Climate data for Longde, elevation 2,079 m (6,821 ft), (1991–2020 normals, extremes 1981–2010)
| Month | Jan | Feb | Mar | Apr | May | Jun | Jul | Aug | Sep | Oct | Nov | Dec | Year |
| Record high °C (°F) | 12.0 (53.6) | 16.9 (62.4) | 22.4 (72.3) | 26.2 (79.2) | 28.0 (82.4) | 29.7 (85.5) | 32.4 (90.3) | 30.6 (87.1) | 29.1 (84.4) | 21.8 (71.2) | 16.2 (61.2) | 10.9 (51.6) | 32.4 (90.3) |
| Mean daily maximum °C (°F) | −0.8 (30.6) | 2.4 (36.3) | 7.8 (46.0) | 14.0 (57.2) | 18.0 (64.4) | 21.4 (70.5) | 23.2 (73.8) | 22.2 (72.0) | 17.4 (63.3) | 11.8 (53.2) | 6.2 (43.2) | 0.9 (33.6) | 12.0 (53.7) |
| Daily mean °C (°F) | −7.3 (18.9) | −3.8 (25.2) | 1.5 (34.7) | 7.6 (45.7) | 11.9 (53.4) | 15.7 (60.3) | 17.7 (63.9) | 16.7 (62.1) | 12.2 (54.0) | 6.2 (43.2) | 0.1 (32.2) | −5.6 (21.9) | 6.1 (43.0) |
| Mean daily minimum °C (°F) | −12.3 (9.9) | −8.6 (16.5) | −3.3 (26.1) | 1.7 (35.1) | 5.7 (42.3) | 9.6 (49.3) | 12.4 (54.3) | 12.0 (53.6) | 8.0 (46.4) | 1.9 (35.4) | −4.4 (24.1) | −10.4 (13.3) | 1.0 (33.9) |
| Record low °C (°F) | −25.5 (−13.9) | −23.6 (−10.5) | −19.5 (−3.1) | −13.4 (7.9) | −7.4 (18.7) | −0.4 (31.3) | 3.0 (37.4) | 3.7 (38.7) | −1.9 (28.6) | −11.5 (11.3) | −19.1 (−2.4) | −27.3 (−17.1) | −27.3 (−17.1) |
| Average precipitation mm (inches) | 5.7 (0.22) | 6.8 (0.27) | 12.1 (0.48) | 28.7 (1.13) | 45.9 (1.81) | 75.9 (2.99) | 111.5 (4.39) | 104.0 (4.09) | 69.6 (2.74) | 39.4 (1.55) | 10.5 (0.41) | 3.1 (0.12) | 513.2 (20.2) |
| Average precipitation days (≥ 0.1 mm) | 6.2 | 6.0 | 7.4 | 7.9 | 10.1 | 12.6 | 14.7 | 13.3 | 12.5 | 10.4 | 5.9 | 3.9 | 110.9 |
| Average snowy days | 9.3 | 8.5 | 7.8 | 2.7 | 0.5 | 0 | 0 | 0 | 0.1 | 2.4 | 5.1 | 5.7 | 42.1 |
| Average relative humidity (%) | 61 | 60 | 56 | 54 | 57 | 65 | 71 | 73 | 75 | 72 | 66 | 60 | 64 |
| Mean monthly sunshine hours | 176.9 | 164.4 | 197.4 | 218.1 | 234.6 | 229.5 | 225.1 | 209.6 | 158.5 | 172.7 | 171.5 | 180.3 | 2,338.6 |
| Percentage possible sunshine | 57 | 53 | 53 | 55 | 54 | 53 | 51 | 51 | 43 | 50 | 56 | 60 | 53 |
Source: China Meteorological Administration

==Related literary works==
In Zhang Henshui's short story Returning For Yan, the female main character Yang Yanqiu is from Jingning County, in Gansu, but grew up in Longde and sees it as her home.
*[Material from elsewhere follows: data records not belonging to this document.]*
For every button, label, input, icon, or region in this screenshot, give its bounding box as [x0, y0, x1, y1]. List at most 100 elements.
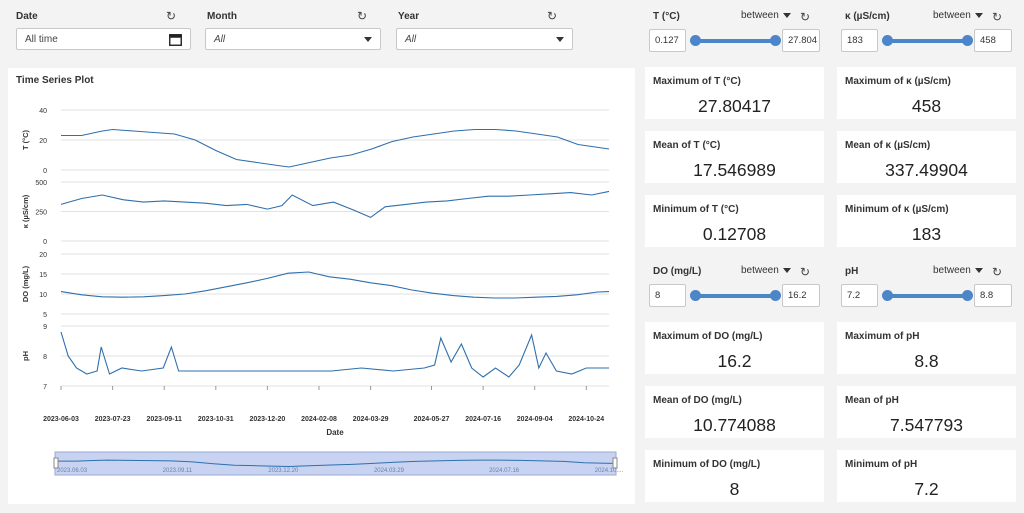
stat-card-value: 10.774088: [693, 415, 776, 435]
range-mode-label: between: [933, 10, 971, 21]
stat-card-title: Mean of T (°C): [653, 140, 721, 151]
range-reset-icon[interactable]: ↻: [992, 10, 1003, 24]
stat-card-t-max: Maximum of T (°C) 27.80417: [645, 67, 824, 119]
plot-title: Time Series Plot: [16, 75, 94, 86]
y-tick-label: 0: [43, 168, 47, 175]
month-select-value: All: [214, 33, 226, 45]
navigator-tick-label: 2024.03.29: [374, 468, 405, 474]
range-slider-min-handle[interactable]: [690, 290, 701, 301]
range-slider-max-handle[interactable]: [770, 290, 781, 301]
range-slider-max-handle[interactable]: [962, 35, 973, 46]
x-tick-label: 2024-09-04: [517, 416, 553, 423]
calendar-icon[interactable]: [169, 33, 182, 46]
range-reset-icon[interactable]: ↻: [800, 10, 811, 24]
stat-card-ph-max: Maximum of pH 8.8: [837, 322, 1016, 374]
range-slider-min-handle[interactable]: [882, 35, 893, 46]
range-min-input[interactable]: 0.127: [649, 29, 686, 52]
stat-card-t-mean: Mean of T (°C) 17.546989: [645, 131, 824, 183]
range-mode-select[interactable]: between: [741, 10, 791, 21]
date-reset-icon[interactable]: ↻: [166, 9, 177, 23]
y-axis-label: T (°C): [21, 129, 30, 150]
month-select[interactable]: All: [205, 28, 381, 50]
x-tick-label: 2023-10-31: [198, 416, 234, 423]
stat-card-value: 458: [911, 96, 942, 116]
stat-card-k-min: Minimum of κ (µS/cm) 183: [837, 195, 1016, 247]
range-max-input[interactable]: 8.8: [974, 284, 1012, 307]
range-navigator[interactable]: [54, 451, 617, 476]
range-mode-label: between: [741, 10, 779, 21]
range-max-input[interactable]: 27.804: [782, 29, 820, 52]
series-line-2[interactable]: [60, 271, 610, 299]
time-series-panel: Time Series Plot 0 20 40 T (°C) 0 250 500 κ (µS…: [8, 68, 635, 504]
range-slider-max-handle[interactable]: [770, 35, 781, 46]
range-min-input[interactable]: 183: [841, 29, 878, 52]
date-range-input[interactable]: All time: [16, 28, 191, 50]
y-tick-label: 9: [43, 324, 47, 331]
stat-card-ph-mean: Mean of pH 7.547793: [837, 386, 1016, 438]
series-line-1[interactable]: [60, 190, 610, 219]
stat-card-do-max: Maximum of DO (mg/L) 16.2: [645, 322, 824, 374]
stat-card-ph-min: Minimum of pH 7.2: [837, 450, 1016, 502]
range-slider-track[interactable]: [695, 294, 775, 298]
stat-card-value: 7.2: [914, 479, 939, 499]
range-slider-max-handle[interactable]: [962, 290, 973, 301]
navigator-left-handle[interactable]: [53, 457, 59, 469]
stat-card-value: 16.2: [717, 351, 752, 371]
date-range-value: All time: [25, 33, 58, 45]
range-max-input[interactable]: 16.2: [782, 284, 820, 307]
year-select[interactable]: All: [396, 28, 573, 50]
year-reset-icon[interactable]: ↻: [547, 9, 558, 23]
stat-card-do-mean: Mean of DO (mg/L) 10.774088: [645, 386, 824, 438]
y-tick-label: 8: [43, 354, 47, 361]
y-tick-label: 20: [39, 138, 47, 145]
range-max-input[interactable]: 458: [974, 29, 1012, 52]
stat-card-title: Minimum of pH: [845, 459, 918, 470]
x-tick-label: 2024-05-27: [414, 416, 450, 423]
series-line-0[interactable]: [61, 128, 610, 168]
x-axis-label: Date: [326, 428, 344, 437]
stat-card-k-mean: Mean of κ (µS/cm) 337.49904: [837, 131, 1016, 183]
time-series-chart[interactable]: 0 20 40 T (°C) 0 250 500 κ (µS/cm) 5 10 15 20 DO (mg…: [8, 68, 635, 504]
stat-card-title: Mean of DO (mg/L): [653, 395, 742, 406]
range-reset-icon[interactable]: ↻: [992, 265, 1003, 279]
stat-card-t-min: Minimum of T (°C) 0.12708: [645, 195, 824, 247]
x-tick-label: 2024-10-24: [568, 416, 604, 423]
range-slider-track[interactable]: [887, 39, 967, 43]
range-filter-label: pH: [845, 266, 859, 277]
navigator-tick-label: 2023.09.11: [163, 468, 193, 474]
y-axis-label: DO (mg/L): [21, 265, 30, 302]
x-tick-label: 2023-06-03: [43, 416, 79, 423]
y-axis-label: pH: [21, 351, 30, 361]
range-mode-select[interactable]: between: [741, 265, 791, 276]
range-slider-min-handle[interactable]: [882, 290, 893, 301]
y-tick-label: 250: [35, 210, 47, 217]
y-tick-label: 10: [39, 292, 47, 299]
stat-card-title: Maximum of DO (mg/L): [653, 331, 763, 342]
range-mode-select[interactable]: between: [933, 265, 983, 276]
series-line-3[interactable]: [60, 331, 609, 378]
range-slider-track[interactable]: [695, 39, 775, 43]
range-filter-label: T (°C): [653, 11, 680, 22]
navigator-right-handle[interactable]: [612, 457, 618, 469]
stat-card-value: 337.49904: [885, 160, 968, 180]
range-mode-select[interactable]: between: [933, 10, 983, 21]
y-tick-label: 7: [43, 384, 47, 391]
year-select-value: All: [405, 33, 417, 45]
y-tick-label: 5: [43, 312, 47, 319]
stat-card-value: 183: [911, 224, 942, 244]
stat-card-value: 0.12708: [702, 224, 767, 244]
stat-card-value: 27.80417: [698, 96, 771, 116]
x-tick-label: 2024-03-29: [353, 416, 389, 423]
range-filter-ph: pH between ↻ 7.2 8.8: [837, 257, 1017, 307]
range-slider-min-handle[interactable]: [690, 35, 701, 46]
stat-card-value: 17.546989: [693, 160, 776, 180]
stat-card-title: Mean of pH: [845, 395, 899, 406]
month-reset-icon[interactable]: ↻: [357, 9, 368, 23]
range-reset-icon[interactable]: ↻: [800, 265, 811, 279]
range-min-input[interactable]: 7.2: [841, 284, 878, 307]
navigator-tick-label: 2024.10....: [595, 468, 624, 474]
stat-card-title: Minimum of κ (µS/cm): [845, 204, 949, 215]
range-slider-track[interactable]: [887, 294, 967, 298]
x-tick-label: 2023-07-23: [95, 416, 131, 423]
range-min-input[interactable]: 8: [649, 284, 686, 307]
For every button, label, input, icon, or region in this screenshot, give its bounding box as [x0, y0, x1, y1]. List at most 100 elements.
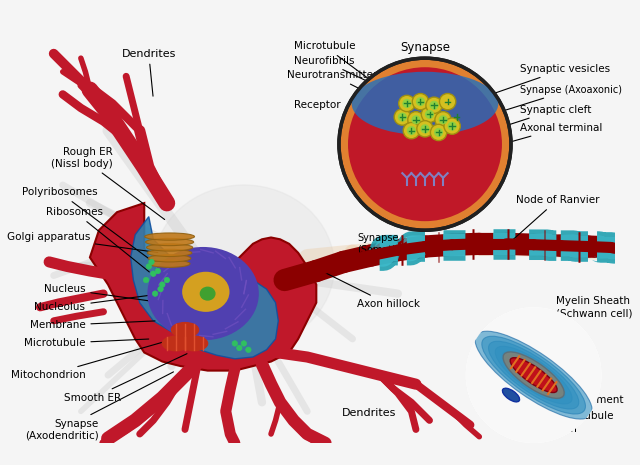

The book depicts the drought of 1928-1929 in Gansu and Shaanxi, when people in the region lived in dire poverty. They were forced to survive on grass and tree bark, without any way to eat boiled food. One of Yang Yanqiu's family members has already gone east to escape the poverty, and she sells herself to save her parents. Another family member has disappeared. Later, Yang Yanqiu follows her parents to Nanjing, but returns to Longde after her father's death to find her family members. She also must do some work for northwestern development. Thus she is "Returning for Yan".